En tout cas plus au niveau de la section générale. M. Delmas-Marsalet me disait, en 1980, qu'on lui passait parfois un coup de téléphone le matin pour lui demander d'acheter tel ou tel titre qui baissait en bourse ; mais ces habitudes n'ont plus cours. Nous ne possédons plus, au demeurant, que 2 % de la capitalisation boursière de la place de Paris.
En revanche, la Caisse des dépôts gère, pour le compte de l'État, le fonds d'épargne, dont les dépôts, fiscalement avantageux et garantis par l'État, se montent à 220 milliards d'euros. Ainsi, 63 % des livrets A et assimilés sont déposés à la Caisse des dépôts, le reste étant décentralisé dans les banques. L'État peut donc utiliser cette liquidité comme bon lui semble, au profit de l'intérêt général : au moment où s'ouvre le débat sur la centralisation du livret A, il est bon, je crois, de le rappeler. Mon propos n'a rien de désobligeant pour les banques : elles souhaitent augmenter leurs liquidités, c'est tout à fait naturel. Mais n'oublions pas que, grâce au livret A, l'État octroie des prêts pour le logement social, les infrastructures, les universités, les hôpitaux ou l'assainissement des eaux usées ; bref, il a de plus en plus besoin de cette liquidité, et d'autant plus que les banques ne prêtent plus à long terme. L'an dernier, la Caisse des dépôts a ainsi financé, sur les fonds de la section générale, le programme Exceltium, qui a permis à des producteurs électro-intensifs d'investir 2,2 milliards dans un EPR. Je pourrais d'ailleurs citer d'autres exemples de financement d'infrastructures, comme le tunnel Lyon-Turin.
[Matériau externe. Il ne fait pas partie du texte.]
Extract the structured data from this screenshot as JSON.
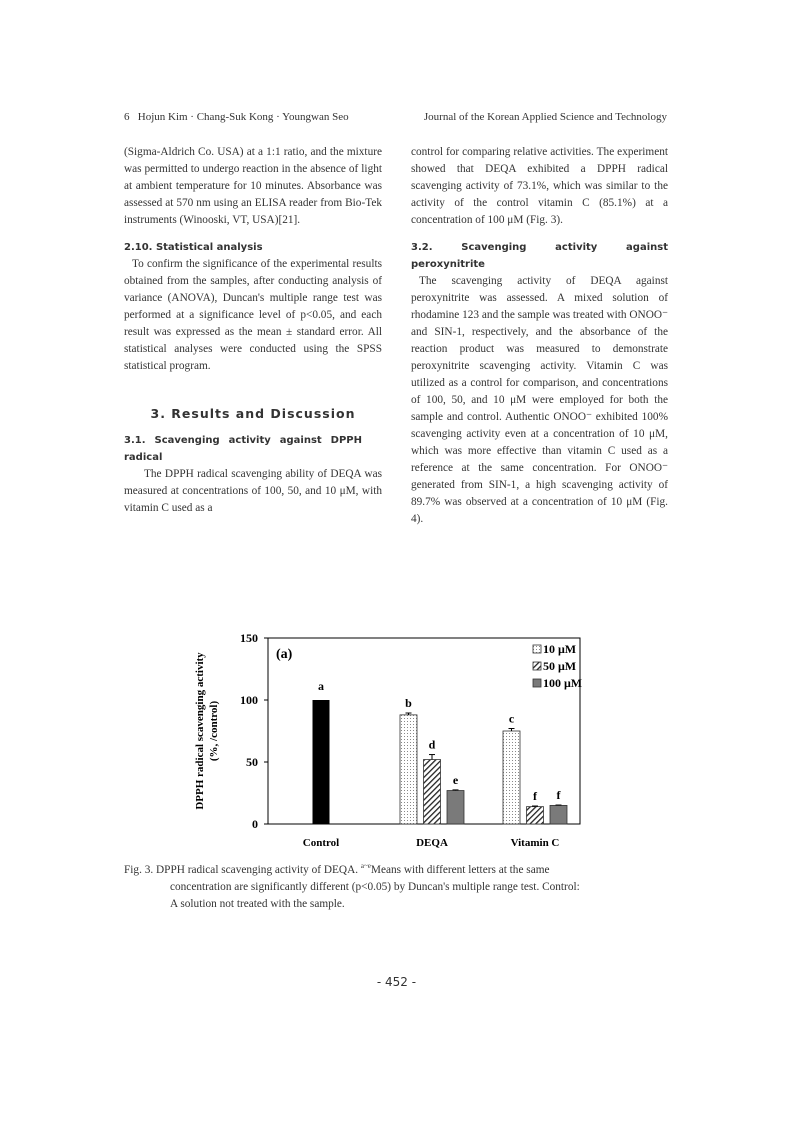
{
  "header": {
    "page": "6",
    "authors": "Hojun Kim · Chang-Suk Kong · Youngwan Seo",
    "journal": "Journal of the Korean Applied Science and Technology"
  },
  "left": {
    "p1": "(Sigma-Aldrich Co. USA) at a 1:1 ratio, and the mixture was permitted to undergo reaction in the absence of light at ambient temperature for 10 minutes. Absorbance was assessed at 570 nm using an ELISA reader from Bio-Tek instruments (Winooski, VT, USA)[21].",
    "h210": "2.10. Statistical analysis",
    "p2": "To confirm the significance of the experimental results obtained from the samples, after conducting analysis of variance (ANOVA), Duncan's multiple range test was performed at a significance level of p<0.05, and each result was expressed as the mean ± standard error. All statistical analyses were conducted using the SPSS statistical program.",
    "h3": "3. Results and Discussion",
    "h31": "3.1. Scavenging activity against DPPH radical",
    "p3": "The DPPH radical scavenging ability of DEQA was measured at concentrations of 100, 50, and 10 μM, with vitamin C used as a"
  },
  "right": {
    "p1": "control for comparing relative activities. The experiment showed that DEQA exhibited a DPPH radical scavenging activity of 73.1%, which was similar to the activity of the control vitamin C (85.1%) at a concentration of 100 μM (Fig. 3).",
    "h32": "3.2. Scavenging activity against peroxynitrite",
    "p2": "The scavenging activity of DEQA against peroxynitrite was assessed. A mixed solution of rhodamine 123 and the sample was treated with ONOO⁻ and SIN-1, respectively, and the absorbance of the reaction product was measured to demonstrate peroxynitrite scavenging activity. Vitamin C was utilized as a control for comparison, and concentrations of 100, 50, and 10 μM were employed for both the sample and control. Authentic ONOO⁻ exhibited 100% scavenging activity even at a concentration of 10 μM, which was more effective than vitamin C used as a reference at the same concentration. For ONOO⁻ generated from SIN-1, a high scavenging activity of 89.7% was observed at a concentration of 10 μM (Fig. 4)."
  },
  "chart_data": {
    "type": "bar",
    "panel_label": "(a)",
    "ylabel": "DPPH radical scavenging activity (%, /control)",
    "ylim": [
      0,
      150
    ],
    "yticks": [
      "0",
      "50",
      "100",
      "150"
    ],
    "categories": [
      "Control",
      "DEQA",
      "Vitamin C"
    ],
    "legend_position": "top-right",
    "control": {
      "value": 100,
      "letter": "a",
      "color": "#000000"
    },
    "series": [
      {
        "name": "10 μM",
        "pattern": "dotted",
        "values": [
          null,
          88,
          75
        ],
        "errors": [
          null,
          1.5,
          2
        ],
        "letters": [
          null,
          "b",
          "c"
        ]
      },
      {
        "name": "50 μM",
        "pattern": "hatched",
        "values": [
          null,
          52,
          14
        ],
        "errors": [
          null,
          4,
          0.5
        ],
        "letters": [
          null,
          "d",
          "f"
        ]
      },
      {
        "name": "100 μM",
        "pattern": "gray",
        "color": "#7a7a7a",
        "values": [
          null,
          27,
          15
        ],
        "errors": [
          null,
          0.5,
          0.3
        ],
        "letters": [
          null,
          "e",
          "f"
        ]
      }
    ]
  },
  "caption": {
    "lead": "Fig. 3. DPPH radical scavenging activity of DEQA.",
    "sup": "a~e",
    "rest1": "Means with different letters at the same",
    "rest2": "concentration are significantly different (p<0.05) by Duncan's multiple range test. Control:",
    "rest3": "A solution not treated with the sample."
  },
  "page_number": "- 452 -"
}
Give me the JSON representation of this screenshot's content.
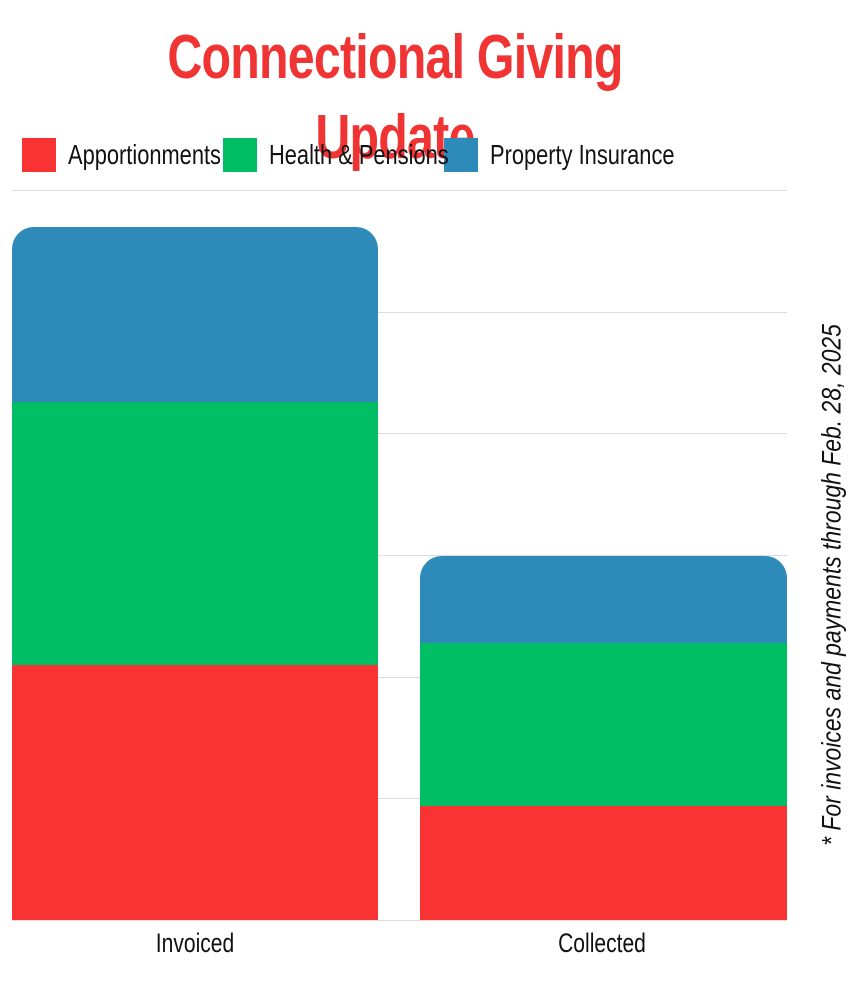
{
  "title": "Connectional Giving Update",
  "legend": [
    {
      "label": "Apportionments",
      "color": "#f93333"
    },
    {
      "label": "Health & Pensions",
      "color": "#00be63"
    },
    {
      "label": "Property Insurance",
      "color": "#2e8bb9"
    }
  ],
  "x_labels": [
    "Invoiced",
    "Collected"
  ],
  "note": "* For invoices and payments through Feb. 28, 2025",
  "chart_data": {
    "type": "bar",
    "stacked": true,
    "title": "Connectional Giving Update",
    "categories": [
      "Invoiced",
      "Collected"
    ],
    "series": [
      {
        "name": "Apportionments",
        "color": "#f93333",
        "values": [
          2.1,
          0.94
        ]
      },
      {
        "name": "Health & Pensions",
        "color": "#00be63",
        "values": [
          2.16,
          1.34
        ]
      },
      {
        "name": "Property Insurance",
        "color": "#2e8bb9",
        "values": [
          1.44,
          0.71
        ]
      }
    ],
    "totals": [
      5.7,
      2.98
    ],
    "units": "relative (gridline units; no axis tick labels shown)",
    "xlabel": "",
    "ylabel": "",
    "ylim": [
      0,
      6
    ],
    "y_gridlines": [
      1,
      2,
      3,
      4,
      5,
      6
    ],
    "grid": true,
    "legend_position": "top",
    "annotation": "* For invoices and payments through Feb. 28, 2025"
  }
}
Le fonds d'épargne est donc un bien public, que le Gouvernement est libre d'utiliser comme tel ; s'il le décentralise vers les banques, il se privera d'un outil essentiel au financement d'infrastructures ou de politiques utiles à l'intérêt général.
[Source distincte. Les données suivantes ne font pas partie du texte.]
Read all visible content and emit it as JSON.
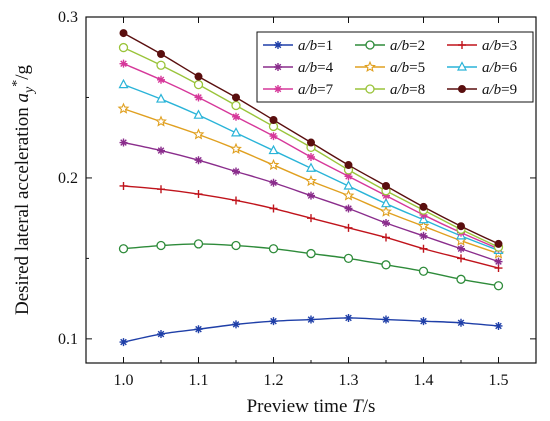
{
  "chart_data": {
    "type": "line",
    "xlabel": "Preview time T/s",
    "ylabel": "Desired lateral acceleration a_y*/g",
    "xlim": [
      0.95,
      1.55
    ],
    "ylim": [
      0.085,
      0.3
    ],
    "xticks": [
      "1.0",
      "1.1",
      "1.2",
      "1.3",
      "1.4",
      "1.5"
    ],
    "yticks": [
      "0.1",
      "0.2",
      "0.3"
    ],
    "legend_position": "top-right",
    "grid": false,
    "x": [
      1.0,
      1.05,
      1.1,
      1.15,
      1.2,
      1.25,
      1.3,
      1.35,
      1.4,
      1.45,
      1.5
    ],
    "series": [
      {
        "name": "a/b=1",
        "color": "#1f3fa8",
        "marker": "asterisk",
        "values": [
          0.098,
          0.103,
          0.106,
          0.109,
          0.111,
          0.112,
          0.113,
          0.112,
          0.111,
          0.11,
          0.108
        ]
      },
      {
        "name": "a/b=2",
        "color": "#2e8b3a",
        "marker": "circle",
        "values": [
          0.156,
          0.158,
          0.159,
          0.158,
          0.156,
          0.153,
          0.15,
          0.146,
          0.142,
          0.137,
          0.133
        ]
      },
      {
        "name": "a/b=3",
        "color": "#c0141c",
        "marker": "plus",
        "values": [
          0.195,
          0.193,
          0.19,
          0.186,
          0.181,
          0.175,
          0.169,
          0.163,
          0.156,
          0.15,
          0.144
        ]
      },
      {
        "name": "a/b=4",
        "color": "#8a2d8c",
        "marker": "asterisk",
        "values": [
          0.222,
          0.217,
          0.211,
          0.204,
          0.197,
          0.189,
          0.181,
          0.172,
          0.164,
          0.156,
          0.148
        ]
      },
      {
        "name": "a/b=5",
        "color": "#e0a020",
        "marker": "star",
        "values": [
          0.243,
          0.235,
          0.227,
          0.218,
          0.208,
          0.198,
          0.189,
          0.179,
          0.17,
          0.161,
          0.153
        ]
      },
      {
        "name": "a/b=6",
        "color": "#2ab4d8",
        "marker": "triangle",
        "values": [
          0.258,
          0.249,
          0.239,
          0.228,
          0.217,
          0.206,
          0.195,
          0.184,
          0.174,
          0.164,
          0.155
        ]
      },
      {
        "name": "a/b=7",
        "color": "#d6389a",
        "marker": "asterisk",
        "values": [
          0.271,
          0.261,
          0.25,
          0.238,
          0.226,
          0.213,
          0.201,
          0.189,
          0.177,
          0.166,
          0.156
        ]
      },
      {
        "name": "a/b=8",
        "color": "#9ac43a",
        "marker": "circle",
        "values": [
          0.281,
          0.27,
          0.258,
          0.245,
          0.232,
          0.219,
          0.205,
          0.192,
          0.18,
          0.168,
          0.157
        ]
      },
      {
        "name": "a/b=9",
        "color": "#5a0f0f",
        "marker": "dot",
        "values": [
          0.29,
          0.277,
          0.263,
          0.25,
          0.236,
          0.222,
          0.208,
          0.195,
          0.182,
          0.17,
          0.159
        ]
      }
    ]
  }
}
Quant à nos capacités de résistance au mimétisme, monsieur Giscard d'Estaing, restons modestes et ne jurons de rien ; cependant, la supériorité de la Caisse des dépôts tient selon moi à une chose : le président de sa commission de surveillance vient chaque année, avec votre serviteur, rendre des comptes à la représentation nationale. Le simple fait d'avoir, par là même, l'obligation d'appliquer des règles de bon sens et de long terme permet d'éviter le mimétisme et le « court-termisme ». Je ne viendrai jamais vous expliquer que la Caisse a décidé d'acheter de l'or parce que celui-ci a atteint un cours de 1 600 dollars l'once. Si cette politique fait rater de bonnes affaires à court terme, elle est assurément payante à long terme.
Dans le cadre du programme « France investissement », nous injectons 450 millions d'euros par an dans 180 fonds d'investissements – dont 80 en province. Le taux de rendement est, là, souvent inférieur à 10 %, mais cela ne nous empêche pas du tout de dormir et nous entendons bien maintenir cet effort en faveur du capital-développement dans les régions.
Quant à notre filiale Qualium investissement, nous essayons d'y développer la notation extra-financière et d'appliquer une logique de long terme.
Je ne me souviens pas de ce qu'a fait la Caisse des dépôts lors de la bulle Internet, mais elle investissait moins de façon directe, en raison de l'existence de sa filiale Ixis…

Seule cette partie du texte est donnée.